All of this may seem familiar to students of the first major legal crisis of Trump’s administration, that investigation into Russian interference and the probe by special counsel Robert S. Mueller III. That investigation ended in something of a draw, with Mueller’s final report indicating that his team was unable to find sufficient evidence to establish criminal coordination between the Trump campaign and specific Russian interference efforts. The report also documented both Trump’s broad lack of recollection of significant events and, at another point, the various ways in which it was obstructed (in at least the colloquial sense) by foreign actors and allies of the president.
In that case, Trump claimed often and loudly that he had been exonerated by Mueller. That was never the case. Nor is it fair to say that a failure to prove criminality is equivalent to exoneration — at least in a political sense. Yes, in a criminal trial, the accused is innocent until proved guilty. In the world of politics, the standards are necessarily a bit different, or ought to be. Trump isn’t exonerated for the simple reason that the questions linger, a dissipated iteration of the cloud that he lamented in conversations with James B. Comey before his ignominious ouster as FBI director.

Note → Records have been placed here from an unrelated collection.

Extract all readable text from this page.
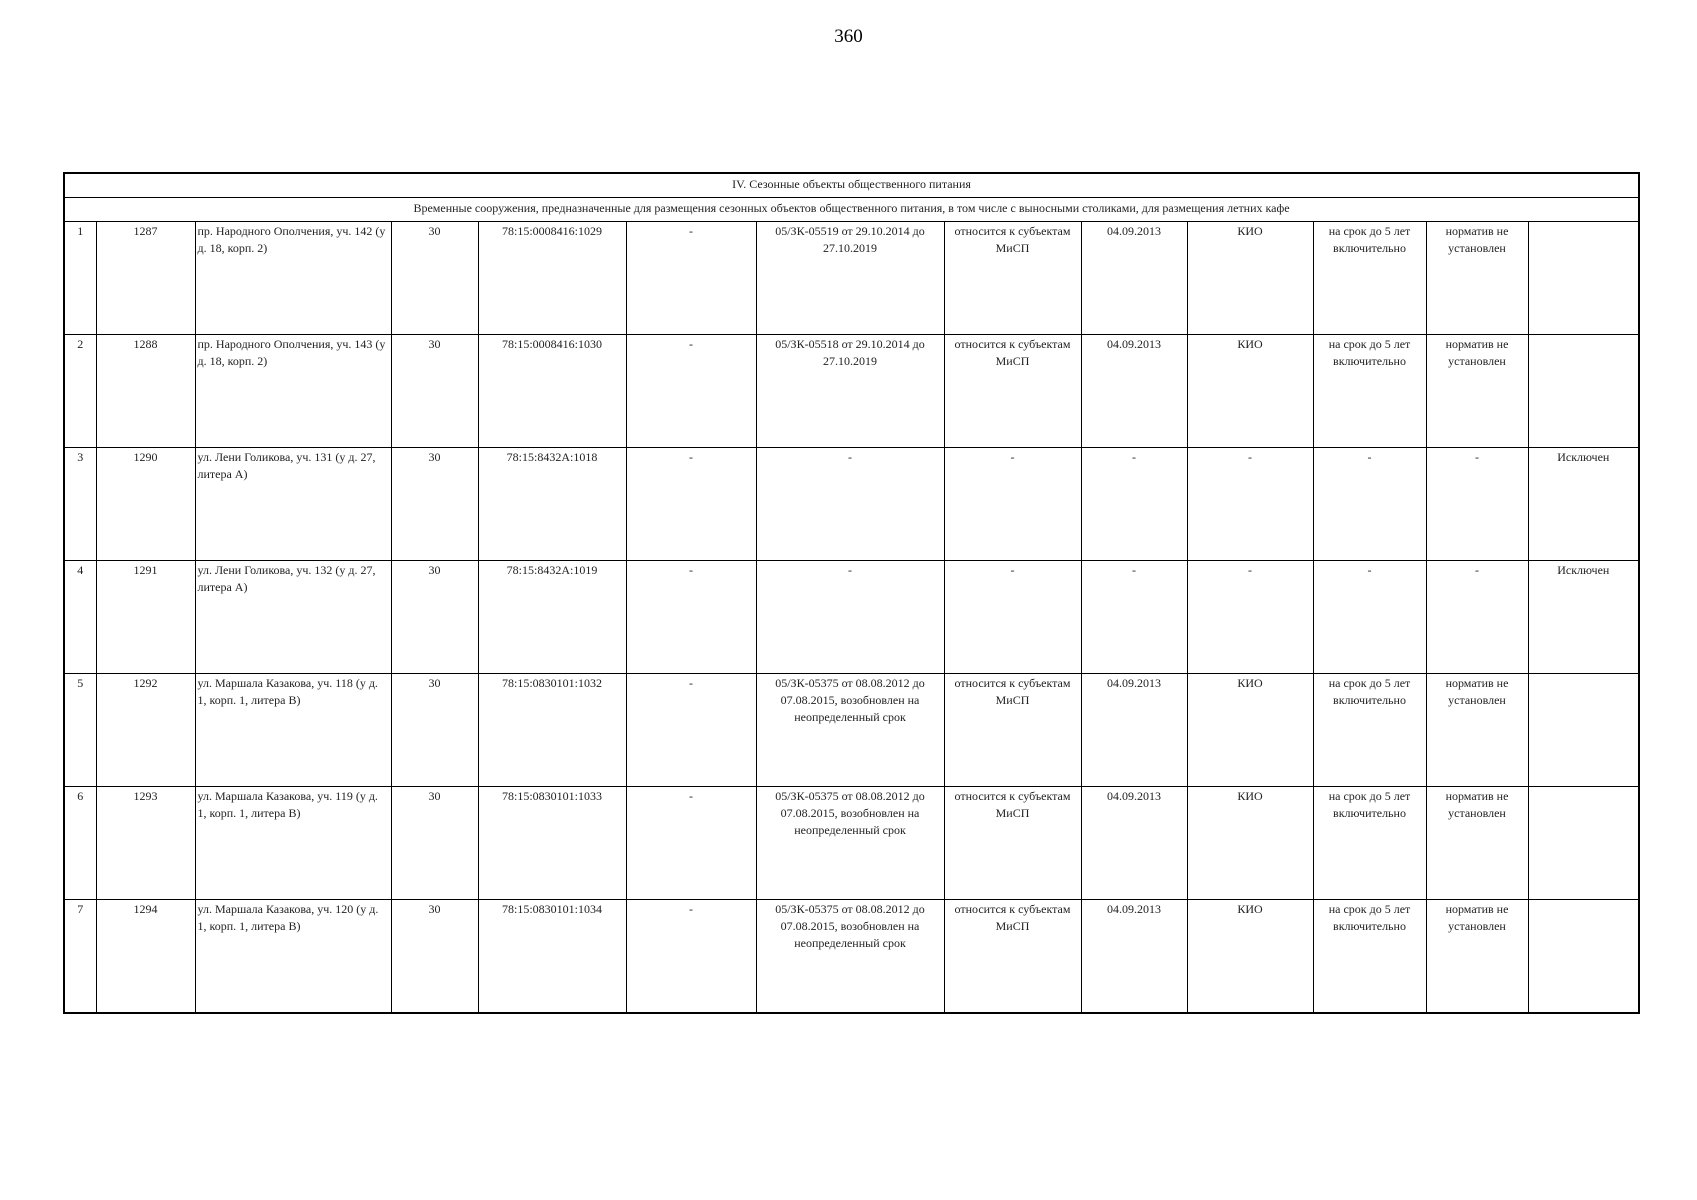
360
IV. Сезонные объекты общественного питания												
Временные сооружения, предназначенные для размещения сезонных объектов общественного питания, в том числе с выносными столиками, для размещения летних кафе												
1	1287	пр. Народного Ополчения, уч. 142 (у д. 18, корп. 2)	30	78:15:0008416:1029	-	05/ЗК-05519 от 29.10.2014 до 27.10.2019	относится к субъектам МиСП	04.09.2013	КИО	на срок до 5 лет включительно	норматив не установлен	
2	1288	пр. Народного Ополчения, уч. 143 (у д. 18, корп. 2)	30	78:15:0008416:1030	-	05/ЗК-05518 от 29.10.2014 до 27.10.2019	относится к субъектам МиСП	04.09.2013	КИО	на срок до 5 лет включительно	норматив не установлен	
3	1290	ул. Лени Голикова, уч. 131 (у д. 27, литера А)	30	78:15:8432А:1018	-	-	-	-	-	-	-	Исключен
4	1291	ул. Лени Голикова, уч. 132 (у д. 27, литера А)	30	78:15:8432А:1019	-	-	-	-	-	-	-	Исключен
5	1292	ул. Маршала Казакова, уч. 118 (у д. 1, корп. 1, литера В)	30	78:15:0830101:1032	-	05/ЗК-05375 от 08.08.2012 до 07.08.2015, возобновлен на неопределенный срок	относится к субъектам МиСП	04.09.2013	КИО	на срок до 5 лет включительно	норматив не установлен	
6	1293	ул. Маршала Казакова, уч. 119 (у д. 1, корп. 1, литера В)	30	78:15:0830101:1033	-	05/ЗК-05375 от 08.08.2012 до 07.08.2015, возобновлен на неопределенный срок	относится к субъектам МиСП	04.09.2013	КИО	на срок до 5 лет включительно	норматив не установлен	
7	1294	ул. Маршала Казакова, уч. 120 (у д. 1, корп. 1, литера В)	30	78:15:0830101:1034	-	05/ЗК-05375 от 08.08.2012 до 07.08.2015, возобновлен на неопределенный срок	относится к субъектам МиСП	04.09.2013	КИО	на срок до 5 лет включительно	норматив не установлен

That may be unfair in the case of the Russia probe. There are certainly critics who will always view Trump’s actions, whatever they may be, through the lens of his being somehow beholden to Russia. In the case of the impeachment trial, though, the effort to obscure what happened is much more substantial even as the available evidence is much more suggestive. The accusations have Trump at their heart and are reinforced by any number of points of evidence while people close to the events at issue have been silent on what occurred. Even simple documentary evidence, like calendars compiled by administration officials, have been kept out of investigators’ hands. In a brief filed on Monday, the White House argued that no subpoenas issued before the Oct. 31 vote to formalize the impeachment inquiry were valid, perhaps trying to crack open a door to limiting even the evidence the House had at the time of the impeachment vote.
McConnell seemingly wants to power through. His proposed rules would knock out the evidence presentations as soon as possible and then give leash to consideration of witnesses only sufficient to both allow purple state senators up for reelection this year to point to a fair process and to shut out any testimony that might actually be a problem. It’s a tightrope, but when it comes to Senate procedural tightropes, McConnell is a Flying Wallenda.
The way in which the criminal-trial analogy fails most spectacularly, of course, is in the implication that the standard to which a president should be held is proof beyond a reasonable doubt of violations of federal law. If a criminal trial included friendly jurors and a wanton disregard for requests for evidence, the accused might walk free, but few would be convinced that he had actually proved his innocence.
It’s even harder to argue that a president who walks away from a similarly loaded trial could claim exoneration.